Diese neue Bescheidenheit passt zum äusseren Rahmen. Nur Sitzplätze. Die Stimmung in der grössten Arena Europas mahnt an eine WM-Partie zwischen Kanada und Ungarn oder an ein Gruppenspiel der Champions Hockey League: freundliche Neugier und fachkundiger Applaus in den richtigen Momenten auf offener Szene. Keine Trommeln. Keine «aufpeitschende» Gesänge. Keine gellenden Pfeifkonzerte.
Die Intensität der Atmosphäre, die einen sonst in diesem Tempel packt, die Stimmung, die jeden SCB-Spieler ein paar Zentimeter grösser und die Gegner entsprechend kleiner macht, gibt es nicht mehr. Das Kratzen der Schlittschuhe ist gut zu hören. Auch die Kommandorufe, mit denen Tomi Karhunen seine Vorderleute dirigiert. Erst tief im zweiten Drittel gibt es zum ersten Mal überhaupt Pfiffe für die Schiedsrichter und bis zum Schluss wird es keine mehr geben.
Die Umsetzung der Corona-Vorschriften ist hochprofessionell und bereitet keinerlei Schwierigkeiten. Die Dankbarkeit, Eishockey im Stadion verfolgen zu dürfen, ist viel grösser als die Lust zur Rebellion. Der Zutritt zum Stadion geht zügig. Keine Kolonnen. Keine «Rudelbildungen». Auf dem Vorplatz die Tafel, das von nun an eine Maske zu tragen ist.
Beim kurzen Anstehen hält jeder den Abstand ein.
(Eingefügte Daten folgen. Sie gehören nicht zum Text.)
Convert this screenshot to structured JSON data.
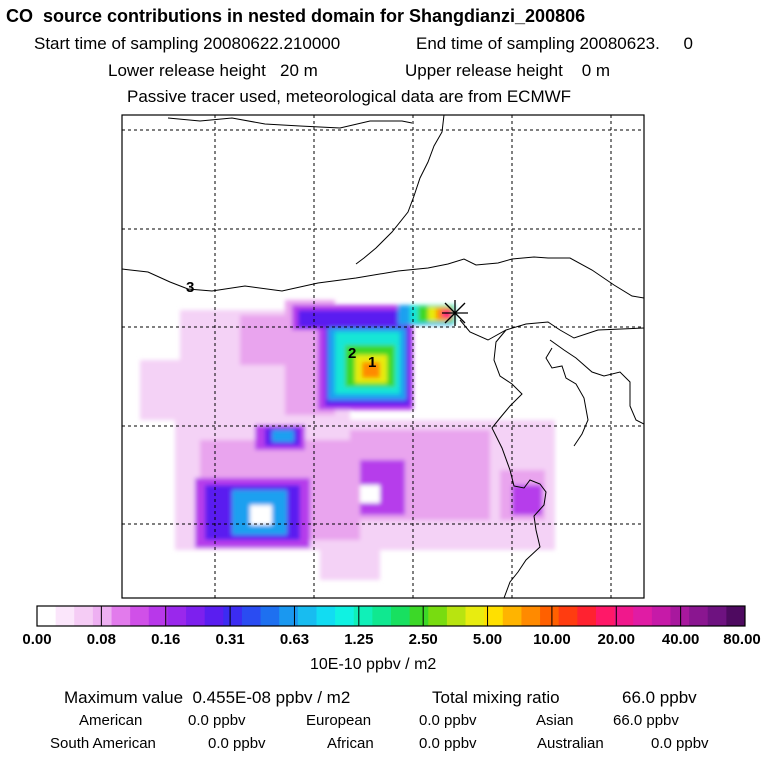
{
  "header": {
    "title": "CO  source contributions in nested domain for Shangdianzi_200806",
    "start_time": "Start time of sampling 20080622.210000",
    "end_time": "End time of sampling 20080623.     0",
    "lower_release": "Lower release height   20 m",
    "upper_release": "Upper release height    0 m",
    "note": "Passive tracer used, meteorological data are from ECMWF"
  },
  "map": {
    "labels": [
      "1",
      "2",
      "3"
    ],
    "receptor_marker": "star",
    "grid": "dashed"
  },
  "colorbar": {
    "tick_labels": [
      "0.00",
      "0.08",
      "0.16",
      "0.31",
      "0.63",
      "1.25",
      "2.50",
      "5.00",
      "10.00",
      "20.00",
      "40.00",
      "80.00"
    ],
    "units": "10E-10 ppbv / m2",
    "colors": [
      "#ffffff",
      "#fbe6fb",
      "#f5ccf5",
      "#eeb0f2",
      "#e27bec",
      "#d050e8",
      "#b838ea",
      "#9a28ec",
      "#7d20ee",
      "#5a1ef0",
      "#3c2cf2",
      "#2a4cf2",
      "#1e70f0",
      "#1a98f0",
      "#18bcf0",
      "#12dcf2",
      "#10f2e2",
      "#10f0b8",
      "#10e890",
      "#18e060",
      "#3cd828",
      "#78dc10",
      "#b8e410",
      "#e8ec10",
      "#ffe000",
      "#ffb400",
      "#ff8a00",
      "#ff6000",
      "#ff3c10",
      "#ff2230",
      "#ff1868",
      "#f0188c",
      "#e01ca4",
      "#c61aa8",
      "#a8189e",
      "#8a1690",
      "#6e1280",
      "#4e0a60"
    ]
  },
  "stats": {
    "max_label": "Maximum value  0.455E-08 ppbv / m2",
    "total_label": "Total mixing ratio",
    "total_value": "66.0 ppbv",
    "regions": [
      {
        "name": "American",
        "value": "0.0 ppbv"
      },
      {
        "name": "European",
        "value": "0.0 ppbv"
      },
      {
        "name": "Asian",
        "value": "66.0 ppbv"
      },
      {
        "name": "South American",
        "value": "0.0 ppbv"
      },
      {
        "name": "African",
        "value": "0.0 ppbv"
      },
      {
        "name": "Australian",
        "value": "0.0 ppbv"
      }
    ]
  }
}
Mit einer Art Pistole wird das Fieber gemessen (der Chronist ist mit 35,8 Grad leicht unterkühlt, wie es auch sonst seine Art ist). Dann die Kontrolle des Zutritt-Codes auf dem Smartphone – und der Besucher ist durch. Wer keines hat, bekommt am Infopoint einen ausgedruckten Code.
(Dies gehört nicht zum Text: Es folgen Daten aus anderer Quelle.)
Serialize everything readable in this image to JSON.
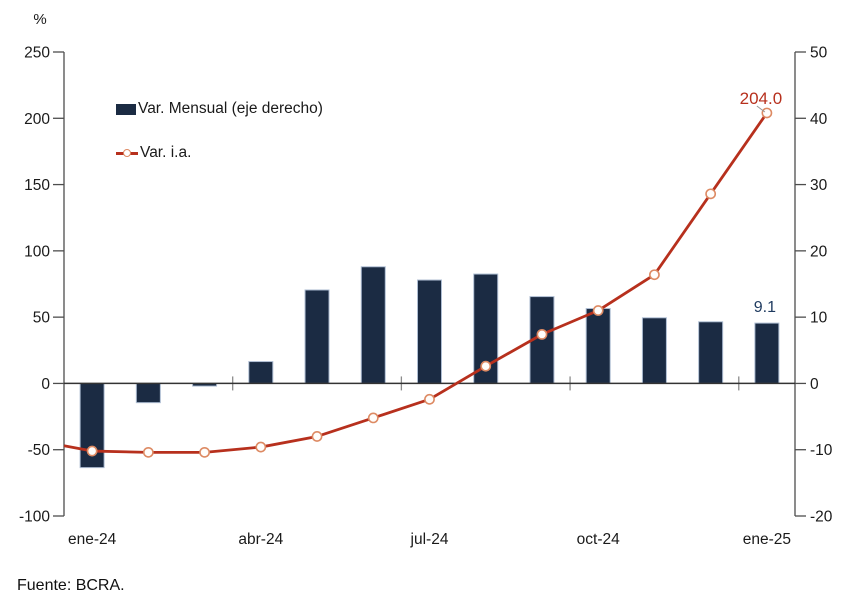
{
  "page": {
    "source": "Fuente: BCRA."
  },
  "colors": {
    "bar_fill": "#1b2b43",
    "bar_border": "#aebdd2",
    "line": "#b7301d",
    "marker_fill": "#fffdfb",
    "marker_stroke": "#dd8a63",
    "axis_line": "#4d4d4d",
    "zero_line": "#333333",
    "quarter_tick": "#8c8c8c",
    "text": "#1a1a1a",
    "annotation_line_label": "#b7301d",
    "annotation_bar_label": "#1e3a5f",
    "leader_line": "#999999"
  },
  "chart_data": {
    "type": "combo",
    "title": "",
    "categories": [
      "ene-24",
      "feb-24",
      "mar-24",
      "abr-24",
      "may-24",
      "jun-24",
      "jul-24",
      "ago-24",
      "sep-24",
      "oct-24",
      "nov-24",
      "dic-24",
      "ene-25"
    ],
    "series": [
      {
        "name": "Var. Mensual (eje derecho)",
        "type": "bar",
        "axis": "right",
        "values": [
          -12.7,
          -2.9,
          -0.4,
          3.3,
          14.1,
          17.6,
          15.6,
          16.5,
          13.1,
          11.3,
          9.9,
          9.3,
          9.1
        ]
      },
      {
        "name": "Var. i.a.",
        "type": "line",
        "axis": "left",
        "edge_start_value": -47,
        "values": [
          -51,
          -52,
          -52,
          -48,
          -40,
          -26,
          -12,
          13,
          37,
          55,
          82,
          143,
          204
        ]
      }
    ],
    "left_axis": {
      "label": "%",
      "min": -100,
      "max": 250,
      "ticks": [
        250,
        200,
        150,
        100,
        50,
        0,
        -50,
        -100
      ]
    },
    "right_axis": {
      "min": -20,
      "max": 50,
      "ticks": [
        50,
        40,
        30,
        20,
        10,
        0,
        -10,
        -20
      ]
    },
    "x_axis": {
      "labels_shown": [
        "ene-24",
        "abr-24",
        "jul-24",
        "oct-24",
        "ene-25"
      ],
      "label_indices": [
        0,
        3,
        6,
        9,
        12
      ]
    },
    "annotations": [
      {
        "text": "204.0",
        "target_series": "Var. i.a.",
        "target_point": "ene-25"
      },
      {
        "text": "9.1",
        "target_series": "Var. Mensual (eje derecho)",
        "target_point": "ene-25"
      }
    ],
    "grid": false,
    "legend_position": "top-left-inside"
  }
}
Weil sich unten im «Bärengraben» (bei den Kabinen) nur Spieler, Trainer und Schiedsrichter aufhalten dürfen, fehlt der «Einpeitscher» und nach dem Spiel können die Vertreter der Sponsoren den Preis für den besten Spieler nicht übergeben.
Auch im Stadion wird beim Anstehen für Bier und Wurst der Abstand eingehalten. Die Ordner schreiten nur freundlich mahnend ein, wenn sich eine Gruppe von mehreren Personen in der Pause zu einem Schwatz versammelt. Das geht nicht. Und damit fehlt ein wichtiges Element der Hockeykultur: das Gemeinschaftserlebnis. Die Gespräche. Der verbale Austausch des Matcherlebnis. Und dadurch verliert das Spiel eine Spur Ernsthaftigkeit. Jedem ist angesichts der besonderen Umstände bewusst, dass es wichtigeres gibt als Eishockey. Dass es eben bloss ein Spiel ist.
Und das Eishockey? Ein eleganter Sololauf von Gaëtan Haas zum 1:0 ist schon die Entscheidung. Tomi Karhunen bewahrt seine Mannschaft vor Gegentreffern. Der SCB spielt rau, ein paar Checks sorgen für Szenenapplaus. Vincent Praplan muss nach einem Bandencheck gegen Isacco Dotti unter die Dusche (36. Min.). Aber es ist keine gezielte Aggression. Es ist ein unglücklicher Zusammenprall und – wie so oft bei uns – verschlimmert durch die unglückliche Körperhaltung des Opfers. Ambris Verteidiger konnte nicht mehr weiterspielen.
Der Meister ist weit von der einschüchternden Intensität seiner grossen Tage entfernt. Ein fleissiges Ambri ist optisch leicht überlegen (37:27 Torschüsse). Aber ohne Julius Nättinen (der letztjährige finnische Torschützenkönig ist noch verletzt) im Abschluss naiv wie eine Juniorenmannschaft.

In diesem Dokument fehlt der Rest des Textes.